UK businesses were, on average, subjected to almost 230,000 cyber attacks each during 2016, according to new analysis from Beaming, the specialist business ISP. The volume of attacks hitting individual company firewalls passed the 1,000 per day mark, on average, for the first time in November last year.
Hackers focusing on connected devices and the Internet of Things
While a third of attacks against UK businesses attempted to access company databases in the first quarter of 2016, cyber criminals have since shifted their focus to connected devices such as networked security cameras and building control systems that can be controlled remotely over the internet.
There was a 310 per cent increase in the volume of attacks seeking out Internet of Things devices between the first and final quarters of 2016. By the end of last year, more than 90 per cent of cyber attacks on UK businesses sought to take control of connected devices in the workplace.
More cybercriminals targeting UK businesses
Beaming’s analysis indicates that the number of inbound threats against UK businesses has grown during 2016. Beaming recorded a fivefold increase in the number of unique IP addresses used to launch attacks against UK businesses during 2016. More than 98 per cent originated from outside of the UK.
Sonia Blizzard, managing director of Beaming, comments: “As an ISP, we can see what is happening on the internet and take steps to help businesses protect themselves and those they do business with.
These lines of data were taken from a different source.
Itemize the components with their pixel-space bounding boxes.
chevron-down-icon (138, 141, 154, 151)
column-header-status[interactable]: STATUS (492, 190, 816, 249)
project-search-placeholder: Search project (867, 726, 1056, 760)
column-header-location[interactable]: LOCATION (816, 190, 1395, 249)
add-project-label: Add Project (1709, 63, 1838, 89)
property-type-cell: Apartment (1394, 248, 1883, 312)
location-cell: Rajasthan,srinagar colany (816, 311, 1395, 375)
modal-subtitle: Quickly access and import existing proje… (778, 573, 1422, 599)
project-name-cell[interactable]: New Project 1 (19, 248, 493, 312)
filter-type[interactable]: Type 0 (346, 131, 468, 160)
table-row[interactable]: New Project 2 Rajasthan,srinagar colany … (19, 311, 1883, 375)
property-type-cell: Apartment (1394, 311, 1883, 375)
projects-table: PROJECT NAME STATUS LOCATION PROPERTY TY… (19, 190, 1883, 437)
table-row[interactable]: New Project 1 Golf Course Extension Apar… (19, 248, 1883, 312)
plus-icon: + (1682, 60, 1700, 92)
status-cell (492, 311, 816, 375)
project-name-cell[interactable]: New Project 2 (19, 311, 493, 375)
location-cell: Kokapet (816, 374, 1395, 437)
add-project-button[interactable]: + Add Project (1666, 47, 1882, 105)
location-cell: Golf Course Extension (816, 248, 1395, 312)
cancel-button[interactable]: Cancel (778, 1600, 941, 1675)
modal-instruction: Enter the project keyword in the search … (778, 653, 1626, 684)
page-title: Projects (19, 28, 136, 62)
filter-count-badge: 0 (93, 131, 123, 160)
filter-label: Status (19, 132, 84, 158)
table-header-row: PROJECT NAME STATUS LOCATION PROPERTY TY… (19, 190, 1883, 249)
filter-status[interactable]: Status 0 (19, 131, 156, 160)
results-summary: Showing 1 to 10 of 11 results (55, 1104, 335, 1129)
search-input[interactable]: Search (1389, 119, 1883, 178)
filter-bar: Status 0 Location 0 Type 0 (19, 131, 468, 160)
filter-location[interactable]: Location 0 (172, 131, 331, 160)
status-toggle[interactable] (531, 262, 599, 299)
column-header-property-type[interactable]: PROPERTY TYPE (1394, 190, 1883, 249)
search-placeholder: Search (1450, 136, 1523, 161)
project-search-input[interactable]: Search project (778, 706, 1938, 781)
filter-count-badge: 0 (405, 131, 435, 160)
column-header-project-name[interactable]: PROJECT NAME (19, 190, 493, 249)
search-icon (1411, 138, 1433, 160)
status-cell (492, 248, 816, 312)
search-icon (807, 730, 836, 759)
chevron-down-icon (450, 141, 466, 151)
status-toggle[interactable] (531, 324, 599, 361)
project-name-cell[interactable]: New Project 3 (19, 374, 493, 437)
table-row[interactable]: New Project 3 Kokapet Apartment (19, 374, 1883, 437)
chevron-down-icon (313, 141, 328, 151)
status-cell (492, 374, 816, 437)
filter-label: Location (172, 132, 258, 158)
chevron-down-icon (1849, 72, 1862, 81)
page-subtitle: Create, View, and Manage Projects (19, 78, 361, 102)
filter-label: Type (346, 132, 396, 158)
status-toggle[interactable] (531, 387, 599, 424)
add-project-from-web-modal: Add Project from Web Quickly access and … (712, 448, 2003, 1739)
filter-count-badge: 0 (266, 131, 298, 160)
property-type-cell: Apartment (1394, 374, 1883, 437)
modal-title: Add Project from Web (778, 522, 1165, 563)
There are many more elements involved in cyber crime than a year ago. They are launching more sophisticated attacks on UK businesses and covering their tracks carefully.”
“The majority of internet cyber attacks are computer scripts that search the web for weaknesses and probe firewalls constantly for a way in. With the Internet of Things, businesses are punching holes in their own firewalls to provide suppliers with access to devices on their networks. This can open the door to criminals too if not done properly.
“It is imperative that companies regularly review their firewall policies to ensure they are as restrictive as possible and prioritise security over convenience. Once inside, it is relatively easy for hackers to take over connected devices and lie dormant before misusing those assets as part of a bigger hack or distributed denial of service attack at a later stage.
“The cyber threat is real and it is growing. Any business that is connected to the internet needs to take responsibility for cyber security at board level and ensure they are doing everything they can to ensure they don’t expose their people, assets, customers and business partners to greater risk. A modest investment in next generation firewalls, unified threat management devices and intrusion detection makes a lot of sense for most businesses today.”